Elsa strabuzzò gli occhi e rimase immobile, assaporando a fondo quel gesto tanto inatteso quanto insperato. La realtà parve svanire e anche il freddo della notte divenne solo un’eco lontana.

Quando si staccarono, rimasero vicini, con i nasi che si sfioravano appena.
- Ti amo anch’io, Elsa – le sussurrò Jack sulle labbra – ti amo per ciò che sei, per ciò che entrambi siamo. Con me non devi sentirti un mostro, mai. Non devi allontanarmi, non devi rinnegare te stessa e ciò che senti. Io ti starò sempre accanto. È una promessa.

Elsa posò la fronte contro la sua e gli sfiorò le mani che ancora le stringevano il viso. Lo guardò fissamente negli occhi e gli regalò uno dei suoi rari sorrisi.
- Jack?
- Sì?
- Resta con me stanotte. Resta con me.

Jack inclinò il capo sulla spalla destra e annuì appena, mentre la Luna pareva divenire dorata.

 

 

 

 

 

 

 

 

Angolino dell’autrice:

Ciao a tutti,

ed ecco qui la mia seconda Jelsa. Vi confesso che avrei voluto osare un po’ di più, ma la storia ha deciso di trovare la sua conclusione in questo modo. E sinceramente mi sta bene così :)

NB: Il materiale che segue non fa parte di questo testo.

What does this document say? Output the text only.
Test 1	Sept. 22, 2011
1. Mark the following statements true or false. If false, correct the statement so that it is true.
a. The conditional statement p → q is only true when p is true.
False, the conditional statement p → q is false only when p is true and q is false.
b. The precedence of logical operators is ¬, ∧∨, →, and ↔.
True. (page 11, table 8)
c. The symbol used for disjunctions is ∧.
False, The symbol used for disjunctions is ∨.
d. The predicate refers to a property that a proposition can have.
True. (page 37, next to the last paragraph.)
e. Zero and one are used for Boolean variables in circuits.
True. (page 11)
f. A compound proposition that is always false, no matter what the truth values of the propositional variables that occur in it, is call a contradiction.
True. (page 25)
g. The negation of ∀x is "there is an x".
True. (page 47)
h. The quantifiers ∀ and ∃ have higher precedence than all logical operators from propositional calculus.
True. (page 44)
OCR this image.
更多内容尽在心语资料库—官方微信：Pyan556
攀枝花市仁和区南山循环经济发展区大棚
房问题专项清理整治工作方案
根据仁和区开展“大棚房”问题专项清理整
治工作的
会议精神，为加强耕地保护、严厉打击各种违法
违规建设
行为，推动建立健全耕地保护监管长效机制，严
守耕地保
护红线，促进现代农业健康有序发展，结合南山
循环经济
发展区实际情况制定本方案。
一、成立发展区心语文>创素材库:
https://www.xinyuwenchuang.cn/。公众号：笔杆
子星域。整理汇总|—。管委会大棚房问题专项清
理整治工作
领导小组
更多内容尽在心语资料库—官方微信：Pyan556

Essendo – come già detto – la seconda Jelsa che scrivo, non so fino a che punto abbia senso. Ho infatti scritto “di pancia”, cercando di immedesimarmi in Elsa e in ciò che ha provato durante la notte che ha preceduto la sua incoronazione.

La OS si ricollega un po’ a questa, in cui per l’appunto Jack ha iniziato a far visita ad Elsa fin da quando lei era solo una bambina, cercando di consolarla.

Che dire, ancora?

Spero che la storia vi sia piaciuta almeno un po’.